Section 12 of the JOA does clearly speak in terms of proposed operations indicating that the notice should be sent prior to operations being commenced.

any party or parties wishing to drill, rework, deepen or plug back such a well may give the other party written notice of the proposed operation, specifying the work to be performed, the location, proposed depth, objective formation and the estimated cost of the operation. The party receiving such notice shall have thirty (30) days ․ within which to notify the party wishing to do the work whether they elect to participate in the cost of the proposed operation.

However, the Texas Supreme Court has held that this language in a JOA does not forbid the operator from commencing work before the end of the 30-day notice period.

In Valence Operating Co. v. Dorsett, 164 S.W.3d 656 (Tex.2005), the operator sent notice of a proposed operation but commenced drilling before the 30-day period to elect to participate expired. The non-operator argued that this failure constituted a breach of contract and therefore prevented enforcement of the non-consent penalty. The operator, Valence, argued that the operator can commence work on the proposed operation during the notice period or even before the 30-day notice period begins. The Texas Supreme Court agreed with Valence that the JOA “places no temporal limitation on Valence's ability to commence work on proposed projects.” After citing the provision that is substantially similar to the one in this case, the Texas Supreme Court stated-

This plain language in the Agreement describes Dorsett's right to receive notice of proposed operations and to elect to participate in those operations. It places no restrictions on when Valence may commence drilling or preparations for drilling.

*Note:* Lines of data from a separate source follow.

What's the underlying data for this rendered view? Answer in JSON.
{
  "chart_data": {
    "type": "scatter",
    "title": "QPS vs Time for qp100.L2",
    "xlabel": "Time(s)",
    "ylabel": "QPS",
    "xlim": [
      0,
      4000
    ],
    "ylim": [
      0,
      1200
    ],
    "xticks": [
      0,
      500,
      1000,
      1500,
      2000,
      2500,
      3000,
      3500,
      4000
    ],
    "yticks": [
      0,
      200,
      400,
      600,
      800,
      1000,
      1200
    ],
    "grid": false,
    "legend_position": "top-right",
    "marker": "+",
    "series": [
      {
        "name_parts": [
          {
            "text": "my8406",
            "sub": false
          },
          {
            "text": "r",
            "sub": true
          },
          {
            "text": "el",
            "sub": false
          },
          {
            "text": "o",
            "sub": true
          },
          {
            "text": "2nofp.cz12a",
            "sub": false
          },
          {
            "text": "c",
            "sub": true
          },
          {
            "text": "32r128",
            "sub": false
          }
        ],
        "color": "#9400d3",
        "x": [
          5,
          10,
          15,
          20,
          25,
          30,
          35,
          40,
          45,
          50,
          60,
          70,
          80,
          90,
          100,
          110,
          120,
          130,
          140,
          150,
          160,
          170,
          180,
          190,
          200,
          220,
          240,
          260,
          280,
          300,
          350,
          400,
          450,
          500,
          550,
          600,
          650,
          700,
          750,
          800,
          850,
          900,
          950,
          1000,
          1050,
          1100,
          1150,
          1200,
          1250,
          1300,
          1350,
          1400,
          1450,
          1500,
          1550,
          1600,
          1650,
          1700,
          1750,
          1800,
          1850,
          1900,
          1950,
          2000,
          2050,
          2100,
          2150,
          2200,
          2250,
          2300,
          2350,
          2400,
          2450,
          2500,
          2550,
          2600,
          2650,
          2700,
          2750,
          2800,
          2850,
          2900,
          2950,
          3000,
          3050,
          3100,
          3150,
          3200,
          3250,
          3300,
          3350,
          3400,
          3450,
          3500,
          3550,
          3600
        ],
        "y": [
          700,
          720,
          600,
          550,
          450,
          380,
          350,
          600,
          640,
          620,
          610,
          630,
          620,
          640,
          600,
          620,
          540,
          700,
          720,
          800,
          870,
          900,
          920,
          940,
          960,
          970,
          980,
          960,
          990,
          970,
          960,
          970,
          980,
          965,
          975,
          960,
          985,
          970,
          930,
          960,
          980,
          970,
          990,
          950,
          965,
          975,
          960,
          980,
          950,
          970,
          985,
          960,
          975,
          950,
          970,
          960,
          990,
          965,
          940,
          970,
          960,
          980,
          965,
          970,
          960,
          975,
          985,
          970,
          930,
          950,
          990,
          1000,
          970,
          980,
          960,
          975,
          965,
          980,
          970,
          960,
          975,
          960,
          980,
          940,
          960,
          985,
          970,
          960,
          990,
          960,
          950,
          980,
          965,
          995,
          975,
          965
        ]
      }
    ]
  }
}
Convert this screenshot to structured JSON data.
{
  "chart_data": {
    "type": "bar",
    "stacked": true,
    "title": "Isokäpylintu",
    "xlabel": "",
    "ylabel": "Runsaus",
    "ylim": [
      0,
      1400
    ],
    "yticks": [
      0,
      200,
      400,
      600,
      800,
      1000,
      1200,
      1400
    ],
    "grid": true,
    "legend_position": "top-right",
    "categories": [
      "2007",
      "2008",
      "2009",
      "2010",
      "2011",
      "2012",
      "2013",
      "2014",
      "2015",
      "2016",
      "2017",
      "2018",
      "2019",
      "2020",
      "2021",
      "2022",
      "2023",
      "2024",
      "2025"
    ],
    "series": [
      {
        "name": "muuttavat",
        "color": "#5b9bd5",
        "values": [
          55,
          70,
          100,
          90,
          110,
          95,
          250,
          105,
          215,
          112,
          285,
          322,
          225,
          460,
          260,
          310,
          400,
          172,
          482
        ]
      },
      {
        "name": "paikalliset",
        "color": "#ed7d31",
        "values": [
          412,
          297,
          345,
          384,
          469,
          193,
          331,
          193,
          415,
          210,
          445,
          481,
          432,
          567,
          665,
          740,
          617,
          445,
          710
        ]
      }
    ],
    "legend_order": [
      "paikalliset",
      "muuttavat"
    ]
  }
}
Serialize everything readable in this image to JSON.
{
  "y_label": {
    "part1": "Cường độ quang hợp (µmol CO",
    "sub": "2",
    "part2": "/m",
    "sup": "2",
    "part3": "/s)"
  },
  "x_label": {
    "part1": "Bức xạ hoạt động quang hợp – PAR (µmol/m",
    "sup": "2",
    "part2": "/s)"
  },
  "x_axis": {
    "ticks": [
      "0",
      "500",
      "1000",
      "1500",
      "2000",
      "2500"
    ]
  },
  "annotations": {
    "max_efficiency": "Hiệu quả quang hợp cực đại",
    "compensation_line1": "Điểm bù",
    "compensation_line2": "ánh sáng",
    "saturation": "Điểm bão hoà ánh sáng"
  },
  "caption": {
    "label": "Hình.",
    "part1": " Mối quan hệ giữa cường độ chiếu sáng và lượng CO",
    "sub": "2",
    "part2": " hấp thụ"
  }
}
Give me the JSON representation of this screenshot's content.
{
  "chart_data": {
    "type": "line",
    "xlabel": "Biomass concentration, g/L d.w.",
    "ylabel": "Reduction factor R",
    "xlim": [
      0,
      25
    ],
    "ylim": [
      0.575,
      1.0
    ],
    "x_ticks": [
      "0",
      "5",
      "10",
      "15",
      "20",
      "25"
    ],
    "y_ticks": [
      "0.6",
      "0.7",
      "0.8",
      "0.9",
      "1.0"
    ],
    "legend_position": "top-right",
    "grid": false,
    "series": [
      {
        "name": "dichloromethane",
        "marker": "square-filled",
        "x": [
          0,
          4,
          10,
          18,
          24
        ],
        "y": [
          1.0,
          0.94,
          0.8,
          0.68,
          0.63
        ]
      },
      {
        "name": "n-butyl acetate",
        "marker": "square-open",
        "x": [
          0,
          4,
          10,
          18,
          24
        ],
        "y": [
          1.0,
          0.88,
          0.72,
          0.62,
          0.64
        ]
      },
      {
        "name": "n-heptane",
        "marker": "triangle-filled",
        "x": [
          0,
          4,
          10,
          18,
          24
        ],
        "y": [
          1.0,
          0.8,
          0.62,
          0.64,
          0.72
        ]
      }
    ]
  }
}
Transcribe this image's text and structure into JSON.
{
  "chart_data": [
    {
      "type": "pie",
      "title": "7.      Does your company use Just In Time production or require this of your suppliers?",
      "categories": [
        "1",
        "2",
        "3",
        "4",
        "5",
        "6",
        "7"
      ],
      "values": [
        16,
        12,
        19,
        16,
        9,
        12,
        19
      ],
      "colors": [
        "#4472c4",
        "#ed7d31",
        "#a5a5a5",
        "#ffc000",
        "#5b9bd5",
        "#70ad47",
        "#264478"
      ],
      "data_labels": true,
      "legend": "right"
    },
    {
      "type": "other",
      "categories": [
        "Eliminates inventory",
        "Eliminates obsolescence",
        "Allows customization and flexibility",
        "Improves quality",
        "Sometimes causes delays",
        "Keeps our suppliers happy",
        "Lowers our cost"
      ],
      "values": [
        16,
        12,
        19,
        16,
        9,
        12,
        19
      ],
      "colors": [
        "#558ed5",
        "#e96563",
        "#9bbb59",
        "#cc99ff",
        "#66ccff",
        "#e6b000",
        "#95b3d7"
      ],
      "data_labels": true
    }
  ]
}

In short, the thirty-day notice period sets a deadline for Dorsett to decide whether to participate in proposed operations. Nothing in the language of the Agreement forbids the operator from commencing work before the end of the notice period.

Id. at 662-663.

Unlike in Dorsett, in this case that operations were essentially completed before Devon sent the notice of operations to Bonn. However, that fact actually works in favor of Bonn. It had the opportunity to decide its participation in the well after the majority of the risk associated with drilling had been determined. Bonn knew that the well was completed and successfully producing. As stated in Valence, early commencement does not harm the non-operators. It simply places greater risk on the operator that the cost of the operation will fall entirely on him. Id. at 663. In addition, Aaron Cawley, Bonn's managing partner, acknowledged that the JOA contains no provision requiring balloting prior to drilling and also stated that Bonn suffered no damage as a result of Devon's operations before balloting Bonn.

With full knowledge of the costs of the well and its successful completion, Bonn elected to go non-consent. Cawley acknowledged that this election was clearly pursuant to the terms of the JOA. These facts establish waiver. “Under Texas law, the elements of waiver are (1) an existing right, benefit, or advantage; (2) actual or constructive knowledge of its existence; and (3) actual intent to relinquish that right.” GP Plastics Corp. v. Interboro Packaging Corp., 108 Fed.Appx. 832, 836 (5th Cir.2004). The district court did not err in concluding that Bonn waived any rights, if any exist, related to Devon's late balloting.


The final issue Bonn raises in this case relates to the appropriate choice of law for determining the interest rate to apply to the payment of proceeds. The district court analyzed choice of law and determined that Oklahoma law supplies the interest rate. This rate only applies if any damages are assessed. Because of our disposition of the issues above, there are no damages on which to calculate interest and this issue is moot.


For the foregoing reasons, we affirm the judgment of the district court.